PRR3: indígenas asseguram pensão do INSS com documentação emitida pela Funai
Duas indígenas, viúva e filha de um trabalhador rural que morreu em 2008, asseguraram pensão do INSS (Instituto Nacional do Seguro Social) com o reconhecimento da validade dos registros de identificação e de óbito emitidos pela Funai (Fundação Nacional do Índio). Seguindo entendimento da Procuradoria Regional da República na 3ª Região, a 10ª Turma do Tribunal Regional Federal (TRF3) negou provimento à apelação do INSS e manteve sentença favorável à Adriana Nunes e sua filha menor de idade.
O Estatuto do Índio permite que “atos de registro lavrados pela Funai sirvam como prova da identificação civil de indígenas”, afirmou a procuradora regional da República Paula Bajer Fernandes Martins da Costa, que refutou a alegação do INSS de que a identificação e o atestado de óbito deveriam seguir os parâmetros da legislação comum.
O INSS também impugnou a validade da certidão de exercício de atividade rural expedida quatro anos após a data da morte do indígena.

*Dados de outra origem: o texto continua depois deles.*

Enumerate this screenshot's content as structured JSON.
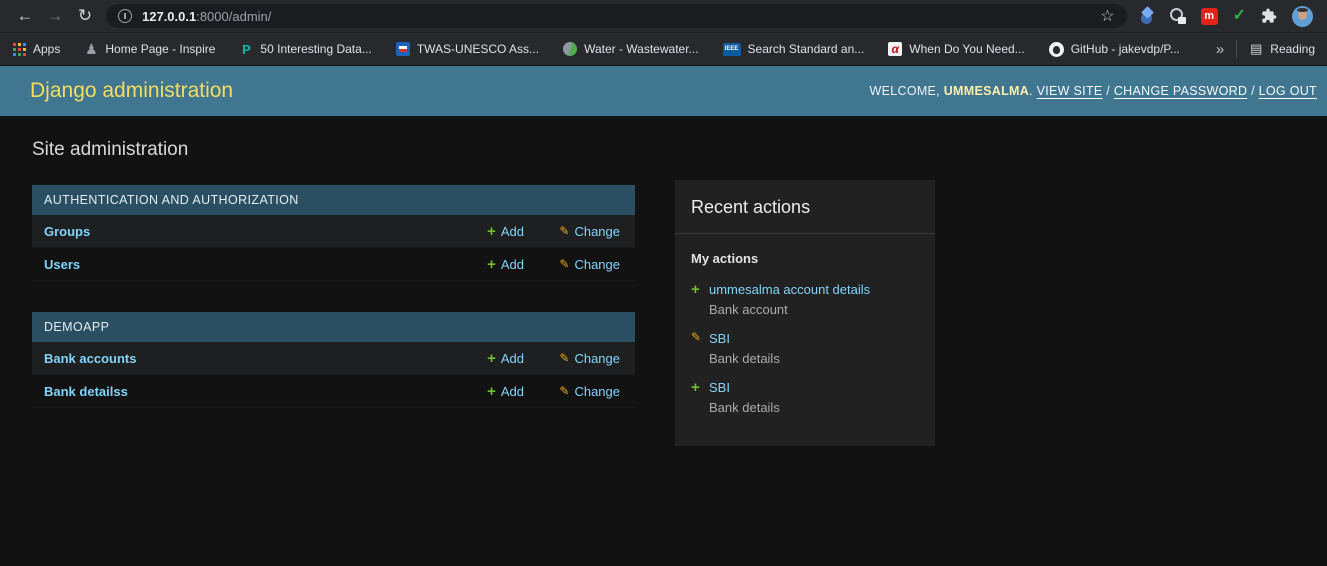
{
  "browser": {
    "toolbar": {
      "url_host": "127.0.0.1",
      "url_path": ":8000/admin/",
      "icons": {
        "back": "←",
        "forward": "→",
        "reload": "↻",
        "bookmark_star": "☆",
        "green_check": "✓",
        "mendeley_letter": "m"
      }
    },
    "bookmarks": {
      "apps_label": "Apps",
      "items": [
        {
          "label": "Home Page - Inspire",
          "icon": "pawn-icon",
          "glyph": "♟"
        },
        {
          "label": "50 Interesting Data...",
          "icon": "teal-logo-icon",
          "glyph": "P"
        },
        {
          "label": "TWAS-UNESCO Ass...",
          "icon": "twas-flag-icon"
        },
        {
          "label": "Water - Wastewater...",
          "icon": "globe-icon"
        },
        {
          "label": "Search Standard an...",
          "icon": "ieee-icon",
          "glyph": "IEEE"
        },
        {
          "label": "When Do You Need...",
          "icon": "alpha-icon",
          "glyph": "α"
        },
        {
          "label": "GitHub - jakevdp/P...",
          "icon": "github-icon"
        }
      ],
      "overflow_chevron": "»",
      "reading_list_glyph": "▤",
      "reading_list_label": "Reading"
    }
  },
  "admin": {
    "branding": "Django administration",
    "user_tools": {
      "welcome_prefix": "WELCOME, ",
      "username": "UMMESALMA",
      "period": ". ",
      "view_site": "VIEW SITE",
      "sep": " / ",
      "change_password": "CHANGE PASSWORD",
      "log_out": "LOG OUT"
    },
    "page_title": "Site administration",
    "add_glyph": "+",
    "change_glyph": "✎",
    "modules": [
      {
        "caption": "AUTHENTICATION AND AUTHORIZATION",
        "rows": [
          {
            "name": "Groups",
            "add_label": "Add",
            "change_label": "Change"
          },
          {
            "name": "Users",
            "add_label": "Add",
            "change_label": "Change"
          }
        ]
      },
      {
        "caption": "DEMOAPP",
        "rows": [
          {
            "name": "Bank accounts",
            "add_label": "Add",
            "change_label": "Change"
          },
          {
            "name": "Bank detailss",
            "add_label": "Add",
            "change_label": "Change"
          }
        ]
      }
    ],
    "recent_actions": {
      "title": "Recent actions",
      "subtitle": "My actions",
      "entries": [
        {
          "action": "add",
          "link": "ummesalma account details",
          "object_type": "Bank account"
        },
        {
          "action": "change",
          "link": "SBI",
          "object_type": "Bank details"
        },
        {
          "action": "add",
          "link": "SBI",
          "object_type": "Bank details"
        }
      ]
    },
    "colors": {
      "header_bg": "#417690",
      "branding_text": "#f5dd5d",
      "link": "#81d4fa",
      "add_green": "#70bf2b",
      "change_yellow": "#e9a718",
      "module_caption_bg": "#2a4e62",
      "body_bg": "#121212",
      "panel_bg": "#212121"
    }
  }
}
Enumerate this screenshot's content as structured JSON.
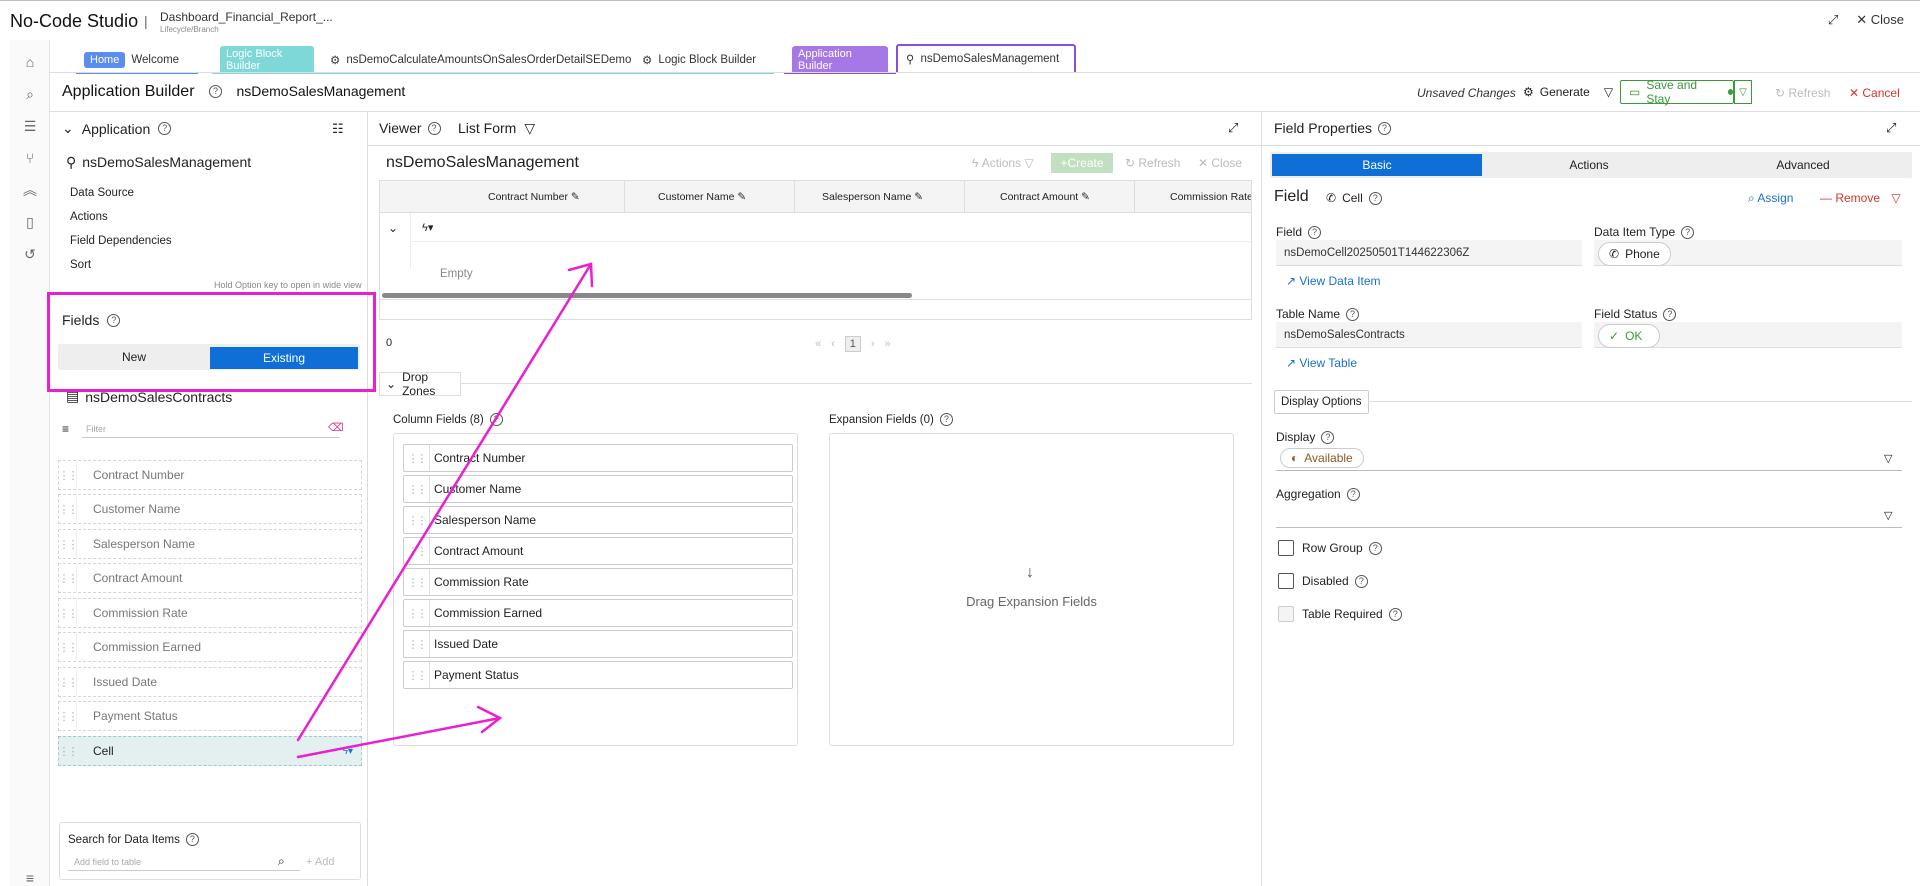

Para o Tribunal, entretanto, houve razoável prova material, além de depoimento de testemunhas, indicando que o indígena era rurícola.
Em outra recente decisão do TRF3, a PRR3 já havia sustentado a validade do registro administrativo emitido pela Funai para que um indígena, sem o registro de nascimento, se matriculasse na universidade. “Os registros administrativos emitidos pela autarquia (Funai) são documentos sobre os quais paira fé pública, ou seja, presume-se que os seus conteúdos são verdadeiros, de sorte que as informações lá constantes somente poderiam ser desconstituídas por robustas provas em sentido contrário”, sustentou a PRR3 nesse caso. Leia aqui.
Processo: 0000040-30.2013.4.03.6006
Parecer.
Acórdão.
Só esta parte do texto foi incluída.